Our application of the bet-hedging method assumed a fixed fitness matrix due to the limitation of the technique [64]. Limited by computation power, we could only assume a two-state environment and calculate the shares for binary rule categories. This limitation simplified reality and forced an arbitrary choice concerning the environmental state. In this paper, we used the relative growth of centralized rules (administrative and informational) as an indicator with which to evaluate environmental states. While this allowed us to answer the research question, such a categorization is still relatively arbitrary and less theoretical. In future work, we may introduce more context-based measures of the environmental state based on organizational theories.
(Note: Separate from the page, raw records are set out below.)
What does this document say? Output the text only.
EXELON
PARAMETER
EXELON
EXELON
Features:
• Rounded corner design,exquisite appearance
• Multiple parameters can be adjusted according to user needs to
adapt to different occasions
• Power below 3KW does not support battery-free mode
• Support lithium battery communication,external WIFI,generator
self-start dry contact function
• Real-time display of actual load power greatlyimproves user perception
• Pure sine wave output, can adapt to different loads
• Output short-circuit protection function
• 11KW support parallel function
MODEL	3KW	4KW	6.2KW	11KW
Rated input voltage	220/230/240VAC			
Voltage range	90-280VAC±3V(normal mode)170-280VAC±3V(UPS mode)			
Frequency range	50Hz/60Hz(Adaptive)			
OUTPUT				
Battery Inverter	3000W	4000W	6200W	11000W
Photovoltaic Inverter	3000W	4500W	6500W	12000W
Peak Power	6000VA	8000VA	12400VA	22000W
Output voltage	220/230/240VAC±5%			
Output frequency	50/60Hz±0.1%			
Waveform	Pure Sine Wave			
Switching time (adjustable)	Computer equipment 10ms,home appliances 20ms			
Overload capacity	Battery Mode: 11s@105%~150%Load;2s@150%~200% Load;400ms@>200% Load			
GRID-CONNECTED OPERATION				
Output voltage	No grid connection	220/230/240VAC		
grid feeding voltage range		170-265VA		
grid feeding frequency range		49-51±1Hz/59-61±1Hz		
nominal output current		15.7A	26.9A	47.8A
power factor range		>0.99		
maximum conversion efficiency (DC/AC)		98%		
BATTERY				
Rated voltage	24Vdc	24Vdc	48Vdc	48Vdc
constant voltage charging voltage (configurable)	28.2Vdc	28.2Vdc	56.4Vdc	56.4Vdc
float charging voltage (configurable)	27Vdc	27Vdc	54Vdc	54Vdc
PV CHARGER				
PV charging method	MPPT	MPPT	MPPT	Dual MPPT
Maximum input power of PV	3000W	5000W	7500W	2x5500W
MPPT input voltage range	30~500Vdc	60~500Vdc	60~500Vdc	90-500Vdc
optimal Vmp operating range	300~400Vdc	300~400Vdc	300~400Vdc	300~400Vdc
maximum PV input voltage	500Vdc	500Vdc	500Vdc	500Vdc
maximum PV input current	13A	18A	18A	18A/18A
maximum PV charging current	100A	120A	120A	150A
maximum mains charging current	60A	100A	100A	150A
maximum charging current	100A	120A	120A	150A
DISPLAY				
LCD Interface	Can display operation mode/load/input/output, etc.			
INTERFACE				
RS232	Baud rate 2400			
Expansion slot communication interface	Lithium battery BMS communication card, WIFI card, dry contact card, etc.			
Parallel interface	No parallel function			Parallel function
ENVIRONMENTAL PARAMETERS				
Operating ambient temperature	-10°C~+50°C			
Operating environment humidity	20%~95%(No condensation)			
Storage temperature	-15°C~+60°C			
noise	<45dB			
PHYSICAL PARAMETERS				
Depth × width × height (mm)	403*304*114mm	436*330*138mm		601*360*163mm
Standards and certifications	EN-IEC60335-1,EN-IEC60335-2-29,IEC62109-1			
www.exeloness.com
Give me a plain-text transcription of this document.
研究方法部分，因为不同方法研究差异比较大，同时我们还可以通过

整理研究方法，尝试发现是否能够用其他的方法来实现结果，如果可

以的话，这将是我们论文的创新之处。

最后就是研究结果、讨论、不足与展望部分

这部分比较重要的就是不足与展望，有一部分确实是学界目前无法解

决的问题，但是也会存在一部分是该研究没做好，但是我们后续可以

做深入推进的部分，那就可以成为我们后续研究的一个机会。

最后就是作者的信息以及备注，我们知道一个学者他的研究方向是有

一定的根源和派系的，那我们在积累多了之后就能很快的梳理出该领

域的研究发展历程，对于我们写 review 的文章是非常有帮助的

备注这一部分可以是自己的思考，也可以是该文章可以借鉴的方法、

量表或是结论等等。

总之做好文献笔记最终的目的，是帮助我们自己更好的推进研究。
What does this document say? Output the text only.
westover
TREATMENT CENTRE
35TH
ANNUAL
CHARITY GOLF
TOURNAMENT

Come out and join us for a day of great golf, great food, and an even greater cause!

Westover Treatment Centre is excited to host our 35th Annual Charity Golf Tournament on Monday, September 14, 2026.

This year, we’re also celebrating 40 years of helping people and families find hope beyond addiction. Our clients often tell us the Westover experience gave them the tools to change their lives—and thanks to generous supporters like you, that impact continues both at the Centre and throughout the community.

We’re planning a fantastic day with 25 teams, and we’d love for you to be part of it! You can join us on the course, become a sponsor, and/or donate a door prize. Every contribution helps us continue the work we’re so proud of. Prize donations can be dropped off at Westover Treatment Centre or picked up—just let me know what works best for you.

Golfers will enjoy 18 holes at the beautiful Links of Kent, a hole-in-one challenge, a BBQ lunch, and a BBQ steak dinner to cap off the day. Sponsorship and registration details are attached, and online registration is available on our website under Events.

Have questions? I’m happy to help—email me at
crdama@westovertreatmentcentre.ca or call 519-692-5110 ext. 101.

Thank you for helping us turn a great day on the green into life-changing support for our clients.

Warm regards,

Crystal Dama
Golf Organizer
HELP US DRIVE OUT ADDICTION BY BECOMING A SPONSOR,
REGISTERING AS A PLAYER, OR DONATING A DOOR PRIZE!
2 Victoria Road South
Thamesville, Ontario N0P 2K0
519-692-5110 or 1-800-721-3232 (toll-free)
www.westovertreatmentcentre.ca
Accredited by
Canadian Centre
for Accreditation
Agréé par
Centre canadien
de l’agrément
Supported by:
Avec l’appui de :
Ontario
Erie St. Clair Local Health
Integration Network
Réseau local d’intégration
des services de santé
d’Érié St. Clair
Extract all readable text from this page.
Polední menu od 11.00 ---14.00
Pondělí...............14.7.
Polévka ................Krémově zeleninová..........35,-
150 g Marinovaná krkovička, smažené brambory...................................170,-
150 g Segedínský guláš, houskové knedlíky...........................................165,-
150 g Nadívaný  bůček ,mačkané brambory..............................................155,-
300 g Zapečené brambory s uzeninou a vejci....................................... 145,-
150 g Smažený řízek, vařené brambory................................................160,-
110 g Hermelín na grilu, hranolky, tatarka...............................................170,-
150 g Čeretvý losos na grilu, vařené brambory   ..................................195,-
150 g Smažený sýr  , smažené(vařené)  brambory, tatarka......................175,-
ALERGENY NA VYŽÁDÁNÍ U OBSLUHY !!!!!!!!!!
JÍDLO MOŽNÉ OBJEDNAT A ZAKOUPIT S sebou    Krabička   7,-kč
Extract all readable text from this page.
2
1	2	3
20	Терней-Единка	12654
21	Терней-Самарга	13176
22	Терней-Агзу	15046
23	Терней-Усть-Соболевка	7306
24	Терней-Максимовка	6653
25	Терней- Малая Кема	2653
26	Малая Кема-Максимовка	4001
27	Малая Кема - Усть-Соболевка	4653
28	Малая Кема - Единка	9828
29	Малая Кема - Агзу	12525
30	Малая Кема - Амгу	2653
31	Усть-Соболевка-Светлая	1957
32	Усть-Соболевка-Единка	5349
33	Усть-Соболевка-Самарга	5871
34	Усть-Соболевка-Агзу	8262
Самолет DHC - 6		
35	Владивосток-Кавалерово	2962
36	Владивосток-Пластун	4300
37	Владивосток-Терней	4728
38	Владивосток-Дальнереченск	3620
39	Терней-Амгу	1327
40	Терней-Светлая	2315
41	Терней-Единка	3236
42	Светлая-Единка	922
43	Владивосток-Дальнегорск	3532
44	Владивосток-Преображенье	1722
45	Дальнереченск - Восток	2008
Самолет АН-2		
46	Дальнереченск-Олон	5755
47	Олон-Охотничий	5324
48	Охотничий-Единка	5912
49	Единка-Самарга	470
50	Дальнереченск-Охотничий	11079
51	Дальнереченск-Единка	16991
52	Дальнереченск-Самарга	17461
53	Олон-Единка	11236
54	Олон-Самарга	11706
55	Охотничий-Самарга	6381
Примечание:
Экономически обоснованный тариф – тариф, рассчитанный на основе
Finally, we studied fitness in terms of the reach of rules. We tracked this among Minecraft communities in order to assess the influence of their reach, which was a justifiable definition of ‘rule fitness’ (i.e., selfish rules propagate). However, it did not tell us anything about other utilities of the rules (e.g., the level of satisfaction of users, economic or entertainment benefits of rules, etc.). This additional step could be achieved by relating the reach of rules to other performance measures of communities, as can be done with structural equation modeling [78].

4.3. Future Work

Our methods represent a first attempt to apply evolutionary thinking to institutional development. They also point out where to look in datasets when analyzing institutional development. The general contribution is that we show that it is possible to apply long-standing formal theories of evolutionary change to determine concrete aspects of institutional evolution. The digital footprint produced by online communities and organizations will allow researchers to advance such an approach to a more formal stage of empirical testing and quantification. Existing evolutionary frameworks from evolutionary biology, such as the Price equation and bet-hedging, allow researchers to calculate long-standing measures and interpret them within solid conceptual frameworks.

The Price equation indicated where to look when analyzing influences other than selection. For future research, we may want to use this information to look into the factors influencing stochastic forces. At the same time, the bet-hedging method points out where to look to identify the efficiency of institutional diversity in a changing environment. Future research may narrow the scale of institutional analyses to particular periods and rule shares in order to identify institutional effects. Future research can also look into the reasons for altering particular rules.

To summarize, this research describes the application of evolutionary thinking in institutional analysis and embraces the potential, provided by digital trace data, of macro-scale longitudinal analyses of online communities. By applying evolutionary models empirically, we are now able to quantitatively answer fundamental questions about institutional evolution and to open the door for future study of institutions from an evolutionary perspective.